Messaging is the next step which draws upon many of the same ideals. However, when applied to social media, the company’s representatives can interact with users on a far more exclusive level. With Messenger, agents can save chats from these social channels and answer queries all from a single interface. This helps companies reach an entirely new generation of customers and also expand to different support channels with which customers are already familiar, thereby moving towards the “always-on” channel.

It’s a win-win for everyone: When the customer sends you a message through Facebook Messenger their experience is no different than it would be if they wished to contact a friend.
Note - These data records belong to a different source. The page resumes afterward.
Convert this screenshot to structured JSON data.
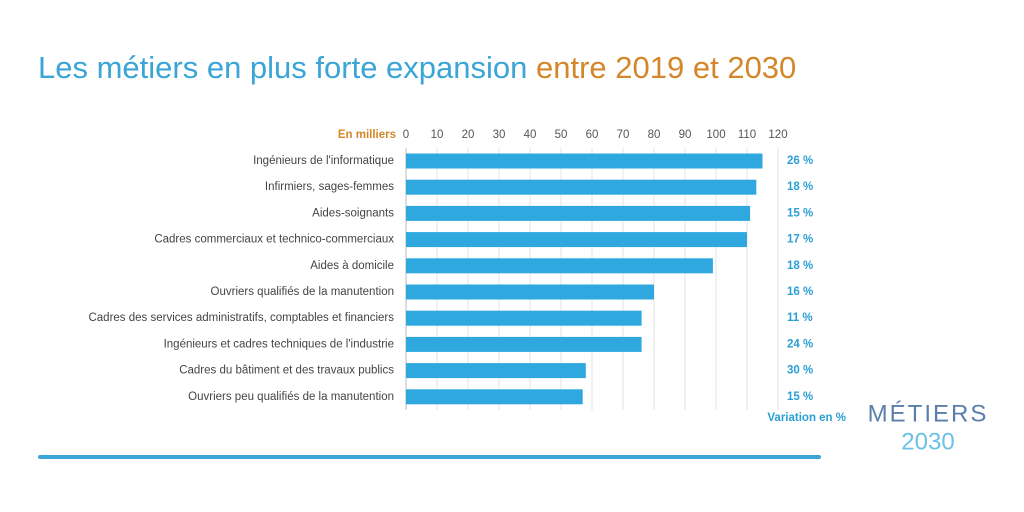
{
  "chart_data": {
    "type": "bar",
    "orientation": "horizontal",
    "title": "Les métiers en plus forte expansion",
    "title_highlight": "entre 2019 et 2030",
    "x_label": "En milliers",
    "categories": [
      "Ingénieurs de l'informatique",
      "Infirmiers, sages-femmes",
      "Aides-soignants",
      "Cadres commerciaux et technico-commerciaux",
      "Aides à domicile",
      "Ouvriers qualifiés de la manutention",
      "Cadres des services administratifs, comptables et financiers",
      "Ingénieurs et cadres techniques de l'industrie",
      "Cadres du bâtiment et des travaux publics",
      "Ouvriers peu qualifiés de la manutention"
    ],
    "values": [
      115,
      113,
      111,
      110,
      99,
      80,
      76,
      76,
      58,
      57
    ],
    "color": "#2ea8df",
    "xlim": [
      0,
      120
    ],
    "xticks": [
      0,
      10,
      20,
      30,
      40,
      50,
      60,
      70,
      80,
      90,
      100,
      110,
      120
    ],
    "grid": true,
    "variation": {
      "label": "Variation en %",
      "values": [
        26,
        18,
        15,
        17,
        18,
        16,
        11,
        24,
        30,
        15
      ],
      "value_labels": [
        "26 %",
        "18 %",
        "15 %",
        "17 %",
        "18 %",
        "16 %",
        "11 %",
        "24 %",
        "30 %",
        "15 %"
      ]
    },
    "logo": {
      "line1": "MÉTIERS",
      "line2": "2030"
    }
  }
}
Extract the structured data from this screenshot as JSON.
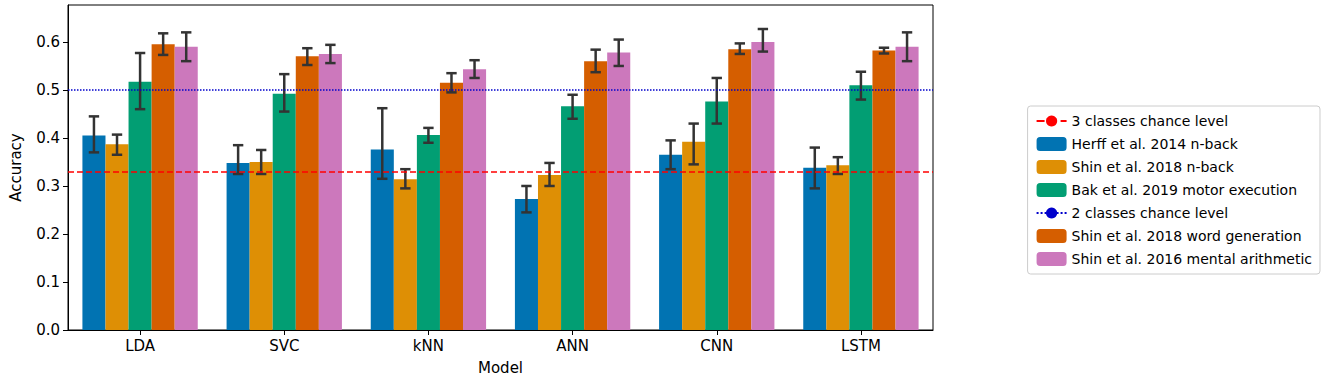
{
  "chart_data": {
    "type": "bar",
    "x_label": "Model",
    "y_label": "Accuracy",
    "categories": [
      "LDA",
      "SVC",
      "kNN",
      "ANN",
      "CNN",
      "LSTM"
    ],
    "ylim": [
      0,
      0.677
    ],
    "yticks": [
      {
        "value": 0,
        "label": "0.0"
      },
      0.1,
      0.2,
      0.3,
      0.4,
      0.5,
      0.6
    ],
    "grid": false,
    "legend": "right",
    "series": [
      {
        "name": "3 classes chance level",
        "type": "hline",
        "y": 0.333,
        "color": "#ff0000",
        "line_style": "dashed"
      },
      {
        "name": "Herff et al. 2014 n-back",
        "color": "#0173b2",
        "values": [
          0.405,
          0.348,
          0.376,
          0.273,
          0.365,
          0.338
        ],
        "errors": [
          [
            0.37,
            0.445
          ],
          [
            0.325,
            0.385
          ],
          [
            0.315,
            0.462
          ],
          [
            0.245,
            0.3
          ],
          [
            0.335,
            0.395
          ],
          [
            0.295,
            0.38
          ]
        ]
      },
      {
        "name": "Shin et al. 2018 n-back",
        "color": "#de8f05",
        "values": [
          0.387,
          0.35,
          0.314,
          0.323,
          0.392,
          0.343
        ],
        "errors": [
          [
            0.365,
            0.407
          ],
          [
            0.325,
            0.375
          ],
          [
            0.295,
            0.335
          ],
          [
            0.3,
            0.348
          ],
          [
            0.345,
            0.43
          ],
          [
            0.325,
            0.36
          ]
        ]
      },
      {
        "name": "Bak et al. 2019 motor execution",
        "color": "#029e73",
        "values": [
          0.517,
          0.492,
          0.406,
          0.466,
          0.476,
          0.51
        ],
        "errors": [
          [
            0.46,
            0.577
          ],
          [
            0.455,
            0.533
          ],
          [
            0.39,
            0.421
          ],
          [
            0.44,
            0.49
          ],
          [
            0.43,
            0.525
          ],
          [
            0.48,
            0.538
          ]
        ]
      },
      {
        "name": "2 classes chance level",
        "type": "hline",
        "y": 0.5,
        "color": "#0000cc",
        "line_style": "dotted"
      },
      {
        "name": "Shin et al. 2018 word generation",
        "color": "#d55e00",
        "values": [
          0.595,
          0.57,
          0.515,
          0.56,
          0.585,
          0.582
        ],
        "errors": [
          [
            0.573,
            0.618
          ],
          [
            0.552,
            0.587
          ],
          [
            0.495,
            0.535
          ],
          [
            0.537,
            0.584
          ],
          [
            0.575,
            0.597
          ],
          [
            0.576,
            0.588
          ]
        ]
      },
      {
        "name": "Shin et al. 2016 mental arithmetic",
        "color": "#cc78bc",
        "values": [
          0.59,
          0.575,
          0.543,
          0.578,
          0.6,
          0.59
        ],
        "errors": [
          [
            0.56,
            0.62
          ],
          [
            0.556,
            0.594
          ],
          [
            0.525,
            0.562
          ],
          [
            0.55,
            0.605
          ],
          [
            0.58,
            0.627
          ],
          [
            0.56,
            0.62
          ]
        ]
      }
    ]
  }
}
From the representative’s perspective, they can successfully manage all incoming queries through Zendesk, whether it’s via a chat widget on your website or Facebook Messenger.

The human angle to automation

Automation still requires a human touch to gauge what customers are asking for and how to best serve them. For instance, if someone comes to your website and navigates to the pricing page twice, it is most likely to be a potential customer who will make a purchase. Using this information, companies can send them a proactive chat to help clarify what is included in their purchase, or even offer a special discount to incentivise the sale. Or perhaps they have stalled while checking out, or not returned to their shopping cart — in this situation, brands can again proactively offer assistance with shipping, billing, or a special offer to ensure that they complete their purchase.

An omnichannel experience designed to incorporate multiple real-time channels will help ensure a more seamless relationship with your customers. It translates to being anywhere and everywhere at any given time. Hence, conversational commerce is here to stay and is a phenomenon that we are going to see a lot more of as the technology continues to evolve.